I have written below script to test on single image

Code Block

import torch
from PIL import Image
import json
import os
import cv2
import numpy as np
from IMDLBenCo.registry import MODELS
from IMDLBenCo.transforms import get_albu_transforms

# Load the model
def load_trufor_model(model_path, pretrain_weights, mit_b2_pretrain_weights, device, config_path):
    model_class = MODELS.get("Trufor")
    model = model_class(np_pretrain_weights=pretrain_weights, mit_b2_pretrain_weights=mit_b2_pretrain_weights, config_path=config_path)
    model.to(device)

    # Load the checkpoint if provided
     if model_path:
         checkpoint = torch.load(model_path, map_location=device)
         model.load_state_dict(checkpoint['model'])

    model.eval()
    return model

def preprocess_image(image_path, image_size=512):
    transform = get_albu_transforms('test')  # Get the same test transformations
    image = Image.open(image_path).convert('RGB')

    # Resize the image to the desired size
    image = image.resize((image_size, image_size))

    # Apply the albumentation transforms (outputs NumPy array)
    image = transform(image=np.array(image))['image']

    # Convert the image to a float32 tensor and normalize to range [0, 1]
    image = torch.tensor(image, dtype=torch.float32).div(255.0)

    # Permute the image from (H, W, C) to (C, H, W)
    image = image.permute(2, 0, 1).unsqueeze(0)  # Add batch dimension

    return image

def test_single_image(model, image_tensor, device):
    model.eval()

    # Create dummy mask and label, adjust dimensions if necessary
    mask = torch.zeros((1, *image_tensor.shape[2:]))  # Assuming mask matches image size
    label = torch.tensor([0])  # Assuming label is a single integer for classification

    with torch.no_grad():
        image_tensor = image_tensor.to(device)
        mask = mask.to(device)
        label = label.to(device)

        # Pass image_tensor, mask, and label to the model
        output = model(image_tensor, mask, label)

    return output

if __name__ == "__main__":
    # Set paths and device
    image_path = "155109225_CustPhoto.png"  # Replace with your image path
    mit_b2_pretrain_weights = "mit_b2.pth"
    checkpoint_path = "checkpoint-50.pth"
    pretrain_weights = "noiseprint.pth"
    config_path = "trufor.yaml"
    device = "cpu" # torch.device("cuda" if torch.cuda.is_available() else "cpu")

    # Load model and preprocess the image
    model = load_trufor_model(checkpoint_path, pretrain_weights,mit_b2_pretrain_weights, device, config_path)
    image_tensor = preprocess_image(image_path)

# Get the model output
model_output = test_single_image(model, image_tensor, device)

# Print or process the output as needed

out_img = ((model_output['pred_mask'][0][:, :512, :512].permute(1, 2, 0).cpu().numpy()) * 255).astype(np.uint8)
cv2.imwrite("test_image.jpg",out_img)

In Above code I am not getting the proper masked output image though my training done properly, I have checked the results without checkpoint, that too is not giving proper results. test_image

The output image from the test is not satisfactory. Could you please help me identify if there is an issue with the code? Additionally, we receive a pred_label in the output—how can I use this to determine whether the image has been tampered with?

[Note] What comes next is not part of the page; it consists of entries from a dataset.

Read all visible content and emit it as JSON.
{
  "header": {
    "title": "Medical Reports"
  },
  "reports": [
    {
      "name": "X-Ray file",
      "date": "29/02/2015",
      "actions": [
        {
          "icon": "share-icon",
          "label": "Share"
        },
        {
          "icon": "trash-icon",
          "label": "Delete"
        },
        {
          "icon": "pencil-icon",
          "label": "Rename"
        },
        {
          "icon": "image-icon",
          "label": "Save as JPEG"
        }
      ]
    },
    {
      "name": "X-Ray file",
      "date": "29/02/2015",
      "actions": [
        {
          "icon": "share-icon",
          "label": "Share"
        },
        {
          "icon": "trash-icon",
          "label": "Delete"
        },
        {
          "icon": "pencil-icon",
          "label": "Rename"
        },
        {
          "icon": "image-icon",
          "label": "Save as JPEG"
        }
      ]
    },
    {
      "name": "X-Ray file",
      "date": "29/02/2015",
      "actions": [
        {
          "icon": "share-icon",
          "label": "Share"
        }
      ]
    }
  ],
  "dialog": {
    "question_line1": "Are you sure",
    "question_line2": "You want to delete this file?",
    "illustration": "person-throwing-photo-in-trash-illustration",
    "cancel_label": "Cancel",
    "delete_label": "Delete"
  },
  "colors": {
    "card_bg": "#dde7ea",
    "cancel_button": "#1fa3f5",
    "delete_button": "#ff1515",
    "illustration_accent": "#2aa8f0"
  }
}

I am new to this field, so please bear with me if I am missing something.

SunnyHaze commented 3 days ago

Thanks for your attention to our work. Firstly I have an question that is the visualization in Tensorboard is correct or not? This is a key to verify the bug comes from the training stage or the saving-loading stage.

kshitij005 commented 2 days ago

@SunnyHaze,

I trained the model on an Azure GPU server, but I don't have access to TensorBoard since all the ports are blocked. log.txt

I've attached the log file—please let me know if it works. Also, could you explain the functionality of the pred_label (which we receive in the model output along with pred_mask)?

Lastly, could you please review my test script to check if it's coded correctly, so I can use it to test on other pre-trained models like MVSS-Net, CAT-Net, etc.?

dddb11 commented 2 days ago

@SunnyHaze,

I trained the model on an Azure GPU server, but I don't have access to TensorBoard since all the ports are blocked. log.txt

I've attached the log file—please let me know if it works. Also, could you explain the functionality of the pred_label (which we receive in the model output along with pred_mask)?

Lastly, could you please review my test script to check if it's coded correctly, so I can use it to test on other pre-trained models like MVSS-Net, CAT-Net, etc.?

Hi,kshitij005. You can download the tensorboard files and visualize them on your computer. In your log, the F1 score doesn’t seem to improve with training. You can try training a few more times and monitor the reason for the lack of improvement. In your test script, it seems like you haven’t used ImageNet’s normalization for image processing. I’m not sure if this is the cause of the issue, but you can try improving that and then debug further.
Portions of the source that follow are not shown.